Low carb chicken and kale “dumplings” in a spicy tomato broth
- CHICKEN DUMPLINGS:
- 480 g deboned chicken breasts - chopped
- 2 cup kale - shredded
- 2 spring onions - chopped
- 22 g Parmesan cheese - finely grated
- 1/2 green chilli
- 3/4 tsp salt
- olive oil - for shallow frying
- 1 tsp olive oil
- 1 red onion - diced
- 1 tsp medium curry powder
- 1 tsp garlic - finely chopped
- 1 can chopped tomatoes
- 2 Tbs tomato paste
- 5 cup chicken stock
- 1 cup cauliflower rice
- 20 ml sour cream - to serve
For the chicken dumplings, place all of the ingredients into a food processor and blend until fine. Use your hands to roll the mixture into 24 balls. Heat a splash of olive oil in a large heavy based pan over medium heat. Fry the chicken dumplings off in batches for a minute on each side to give them some colour. Remove with a slotted spoon and drain on kitchen paper.

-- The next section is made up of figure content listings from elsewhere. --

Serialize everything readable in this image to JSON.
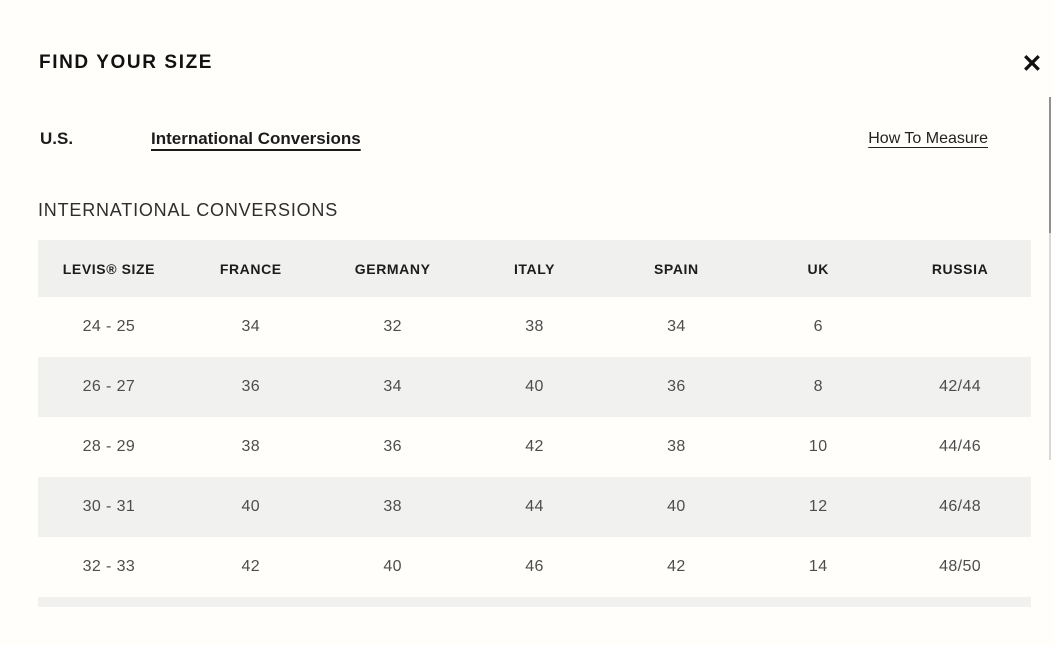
{
  "modal": {
    "title": "FIND YOUR SIZE",
    "close_icon": "✕"
  },
  "nav": {
    "tab_us": "U.S.",
    "tab_international": "International Conversions",
    "active_tab": "International Conversions",
    "measure_link": "How To Measure"
  },
  "section": {
    "heading": "INTERNATIONAL CONVERSIONS"
  },
  "table": {
    "headers": [
      "LEVIS® SIZE",
      "FRANCE",
      "GERMANY",
      "ITALY",
      "SPAIN",
      "UK",
      "RUSSIA"
    ],
    "rows": [
      [
        "24 - 25",
        "34",
        "32",
        "38",
        "34",
        "6",
        ""
      ],
      [
        "26 - 27",
        "36",
        "34",
        "40",
        "36",
        "8",
        "42/44"
      ],
      [
        "28 - 29",
        "38",
        "36",
        "42",
        "38",
        "10",
        "44/46"
      ],
      [
        "30 - 31",
        "40",
        "38",
        "44",
        "40",
        "12",
        "46/48"
      ],
      [
        "32 - 33",
        "42",
        "40",
        "46",
        "42",
        "14",
        "48/50"
      ]
    ]
  },
  "colors": {
    "background": "#fffefb",
    "row_alt_bg": "#f1f1ef",
    "header_bg": "#f0f0ee",
    "text_primary": "#111111",
    "text_cell": "#4d4d4d"
  }
}
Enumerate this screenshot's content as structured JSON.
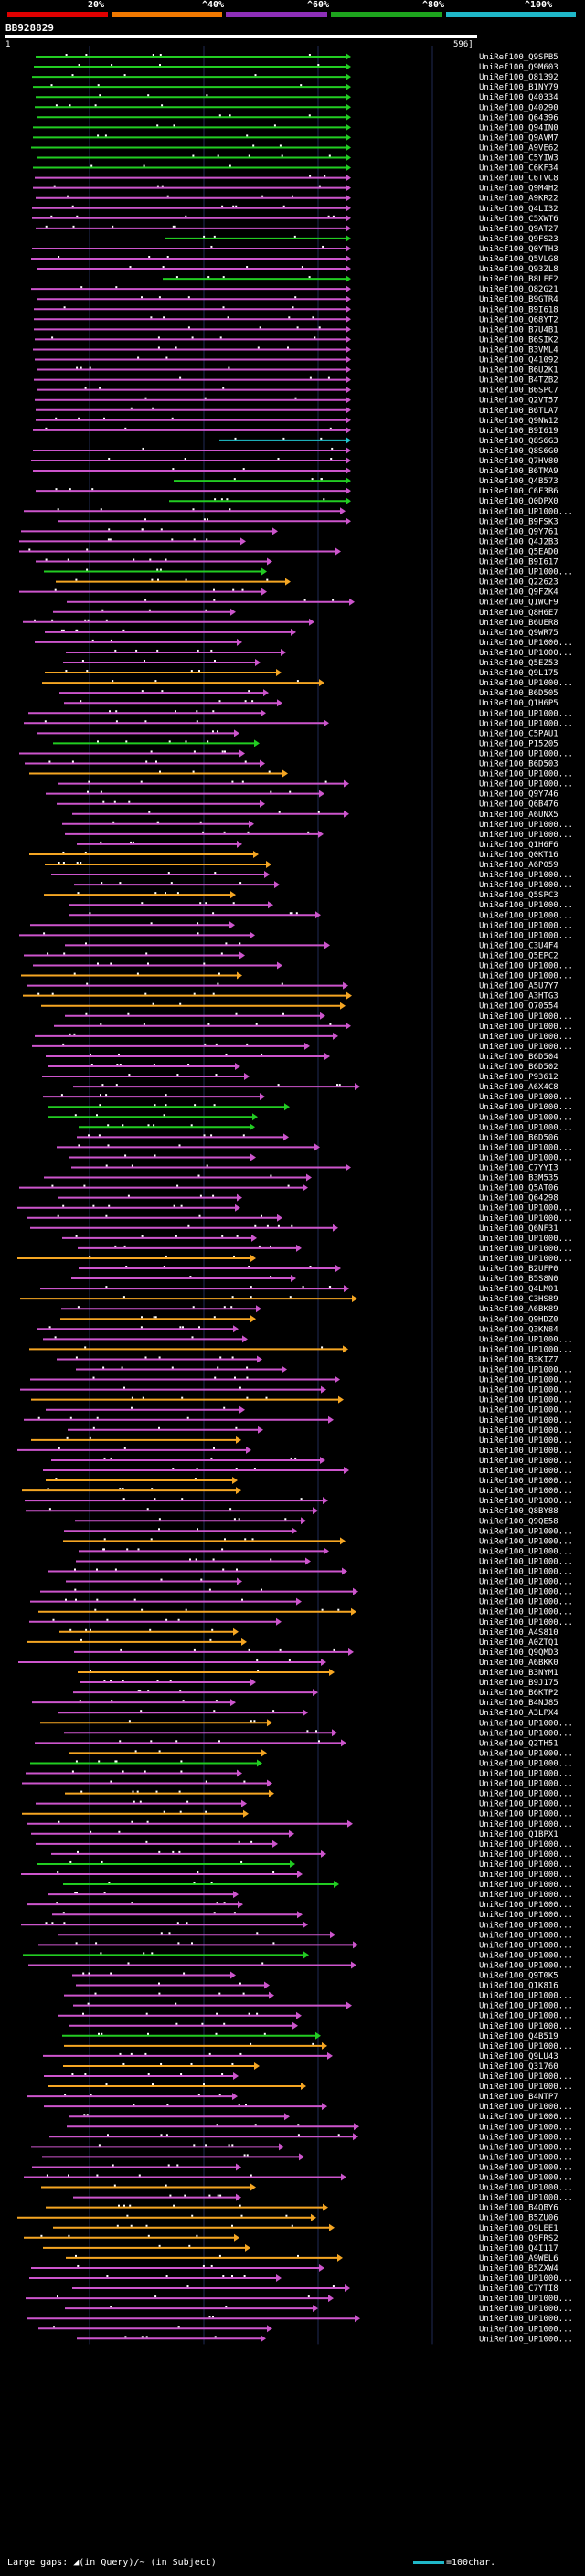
{
  "scale": {
    "labels": [
      "20%",
      "^40%",
      "^60%",
      "^80%",
      "^100%"
    ],
    "colors": [
      "#e00000",
      "#f07800",
      "#8e2fb8",
      "#1da41d",
      "#1fb7c8"
    ]
  },
  "query": {
    "name": "BB928829",
    "start": "1",
    "end": "596]"
  },
  "colors": {
    "green": "#22cc22",
    "orange": "#f5a623",
    "magenta": "#cc55cc",
    "cyan": "#21c7d0",
    "grid": "#1f2a55"
  },
  "hits": [
    "UniRef100_Q9SPB5",
    "UniRef100_Q9M603",
    "UniRef100_O81392",
    "UniRef100_B1NY79",
    "UniRef100_Q40334",
    "UniRef100_Q40290",
    "UniRef100_Q64396",
    "UniRef100_Q94IN0",
    "UniRef100_Q9AVM7",
    "UniRef100_A9VE62",
    "UniRef100_C5YIW3",
    "UniRef100_C6KF34",
    "UniRef100_C6TVC8",
    "UniRef100_Q9M4H2",
    "UniRef100_A9KR22",
    "UniRef100_Q4LI32",
    "UniRef100_C5XWT6",
    "UniRef100_Q9AT27",
    "UniRef100_Q9FS23",
    "UniRef100_Q0YTH3",
    "UniRef100_Q5VLG8",
    "UniRef100_Q93ZL8",
    "UniRef100_B8LFE2",
    "UniRef100_Q82G21",
    "UniRef100_B9GTR4",
    "UniRef100_B9I618",
    "UniRef100_Q68YT2",
    "UniRef100_B7U4B1",
    "UniRef100_B6SIK2",
    "UniRef100_B3VML4",
    "UniRef100_Q41092",
    "UniRef100_B6U2K1",
    "UniRef100_B4TZB2",
    "UniRef100_B6SPC7",
    "UniRef100_Q2VT57",
    "UniRef100_B6TLA7",
    "UniRef100_Q9NW12",
    "UniRef100_B9I619",
    "UniRef100_Q8S6G3",
    "UniRef100_Q8S6G0",
    "UniRef100_Q7HV80",
    "UniRef100_B6TMA9",
    "UniRef100_Q4B573",
    "UniRef100_C6F3B6",
    "UniRef100_Q0DPX0",
    "UniRef100_UP1000...",
    "UniRef100_B9FSK3",
    "UniRef100_Q9Y761",
    "UniRef100_Q4J2B3",
    "UniRef100_Q5EAD0",
    "UniRef100_B9I617",
    "UniRef100_UP1000...",
    "UniRef100_Q22623",
    "UniRef100_Q9FZK4",
    "UniRef100_Q1WCF9",
    "UniRef100_Q8H6E7",
    "UniRef100_B6UER8",
    "UniRef100_Q9WR75",
    "UniRef100_UP1000...",
    "UniRef100_UP1000...",
    "UniRef100_Q5EZ53",
    "UniRef100_Q9L175",
    "UniRef100_UP1000...",
    "UniRef100_B6D505",
    "UniRef100_Q1H6P5",
    "UniRef100_UP1000...",
    "UniRef100_UP1000...",
    "UniRef100_C5PAU1",
    "UniRef100_P15205",
    "UniRef100_UP1000...",
    "UniRef100_B6D503",
    "UniRef100_UP1000...",
    "UniRef100_UP1000...",
    "UniRef100_Q9Y746",
    "UniRef100_Q6B476",
    "UniRef100_A6UNX5",
    "UniRef100_UP1000...",
    "UniRef100_UP1000...",
    "UniRef100_Q1H6F6",
    "UniRef100_Q0KT16",
    "UniRef100_A6P059",
    "UniRef100_UP1000...",
    "UniRef100_UP1000...",
    "UniRef100_Q5SPC3",
    "UniRef100_UP1000...",
    "UniRef100_UP1000...",
    "UniRef100_UP1000...",
    "UniRef100_UP1000...",
    "UniRef100_C3U4F4",
    "UniRef100_Q5EPC2",
    "UniRef100_UP1000...",
    "UniRef100_UP1000...",
    "UniRef100_A5U7Y7",
    "UniRef100_A3HTG3",
    "UniRef100_O70554",
    "UniRef100_UP1000...",
    "UniRef100_UP1000...",
    "UniRef100_UP1000...",
    "UniRef100_UP1000...",
    "UniRef100_B6D504",
    "UniRef100_B6D502",
    "UniRef100_P93612",
    "UniRef100_A6X4C8",
    "UniRef100_UP1000...",
    "UniRef100_UP1000...",
    "UniRef100_UP1000...",
    "UniRef100_UP1000...",
    "UniRef100_B6D506",
    "UniRef100_UP1000...",
    "UniRef100_UP1000...",
    "UniRef100_C7YYI3",
    "UniRef100_B3M535",
    "UniRef100_Q5AT06",
    "UniRef100_Q64298",
    "UniRef100_UP1000...",
    "UniRef100_UP1000...",
    "UniRef100_Q6NF31",
    "UniRef100_UP1000...",
    "UniRef100_UP1000...",
    "UniRef100_UP1000...",
    "UniRef100_B2UFP0",
    "UniRef100_B5S8N0",
    "UniRef100_Q4LM01",
    "UniRef100_C3HS89",
    "UniRef100_A6BK89",
    "UniRef100_Q9HDZ0",
    "UniRef100_Q3KN84",
    "UniRef100_UP1000...",
    "UniRef100_UP1000...",
    "UniRef100_B3KIZ7",
    "UniRef100_UP1000...",
    "UniRef100_UP1000...",
    "UniRef100_UP1000...",
    "UniRef100_UP1000...",
    "UniRef100_UP1000...",
    "UniRef100_UP1000...",
    "UniRef100_UP1000...",
    "UniRef100_UP1000...",
    "UniRef100_UP1000...",
    "UniRef100_UP1000...",
    "UniRef100_UP1000...",
    "UniRef100_UP1000...",
    "UniRef100_UP1000...",
    "UniRef100_UP1000...",
    "UniRef100_Q8BY88",
    "UniRef100_Q9QE58",
    "UniRef100_UP1000...",
    "UniRef100_UP1000...",
    "UniRef100_UP1000...",
    "UniRef100_UP1000...",
    "UniRef100_UP1000...",
    "UniRef100_UP1000...",
    "UniRef100_UP1000...",
    "UniRef100_UP1000...",
    "UniRef100_UP1000...",
    "UniRef100_UP1000...",
    "UniRef100_A4S810",
    "UniRef100_A0ZTQ1",
    "UniRef100_Q9QMD3",
    "UniRef100_A6BKK0",
    "UniRef100_B3NYM1",
    "UniRef100_B9J175",
    "UniRef100_B6KTP2",
    "UniRef100_B4NJ85",
    "UniRef100_A3LPX4",
    "UniRef100_UP1000...",
    "UniRef100_UP1000...",
    "UniRef100_Q2TH51",
    "UniRef100_UP1000...",
    "UniRef100_UP1000...",
    "UniRef100_UP1000...",
    "UniRef100_UP1000...",
    "UniRef100_UP1000...",
    "UniRef100_UP1000...",
    "UniRef100_UP1000...",
    "UniRef100_UP1000...",
    "UniRef100_Q1BPX1",
    "UniRef100_UP1000...",
    "UniRef100_UP1000...",
    "UniRef100_UP1000...",
    "UniRef100_UP1000...",
    "UniRef100_UP1000...",
    "UniRef100_UP1000...",
    "UniRef100_UP1000...",
    "UniRef100_UP1000...",
    "UniRef100_UP1000...",
    "UniRef100_UP1000...",
    "UniRef100_UP1000...",
    "UniRef100_UP1000...",
    "UniRef100_UP1000...",
    "UniRef100_Q9T0K5",
    "UniRef100_Q1K816",
    "UniRef100_UP1000...",
    "UniRef100_UP1000...",
    "UniRef100_UP1000...",
    "UniRef100_UP1000...",
    "UniRef100_Q4B519",
    "UniRef100_UP1000...",
    "UniRef100_Q9LU43",
    "UniRef100_Q31760",
    "UniRef100_UP1000...",
    "UniRef100_UP1000...",
    "UniRef100_B4NTP7",
    "UniRef100_UP1000...",
    "UniRef100_UP1000...",
    "UniRef100_UP1000...",
    "UniRef100_UP1000...",
    "UniRef100_UP1000...",
    "UniRef100_UP1000...",
    "UniRef100_UP1000...",
    "UniRef100_UP1000...",
    "UniRef100_UP1000...",
    "UniRef100_UP1000...",
    "UniRef100_B4QBY6",
    "UniRef100_B5ZU06",
    "UniRef100_Q9LEE1",
    "UniRef100_Q9FRS2",
    "UniRef100_Q4I117",
    "UniRef100_A9WEL6",
    "UniRef100_B5ZXW4",
    "UniRef100_UP1000...",
    "UniRef100_C7YTI8",
    "UniRef100_UP1000...",
    "UniRef100_UP1000...",
    "UniRef100_UP1000...",
    "UniRef100_UP1000...",
    "UniRef100_UP1000..."
  ],
  "legend": {
    "gaps": "Large gaps: ◢(in Query)/~ (in Subject)",
    "scale": "=100char."
  }
}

For the broth, heat the oil in a pot over medium heat. Add the onions and sauté for 5 minutes. Stir in the curry powder and garlic and sauté, 1 minute. Add the tinned tomatoes, tomato paste, xylitol, stock, and cauliflower and simmer, 10 minutes. Add the chicken dumplings and cook, 4 minutes. Season the broth to taste. Serve each portion with a dollop of sour cream and scatter some coriander on top.
TIP: The dumplings are best rolled with wet hands. Dip your hands in cold water throughout the rolling process to prevent the mixture from sticking to your hands.
TIP: To make cauliflower rice, place raw cauliflower florets in a food processor and blend until fine. Cauliflower rice is also now available in most supermarkets in the fresh produce section.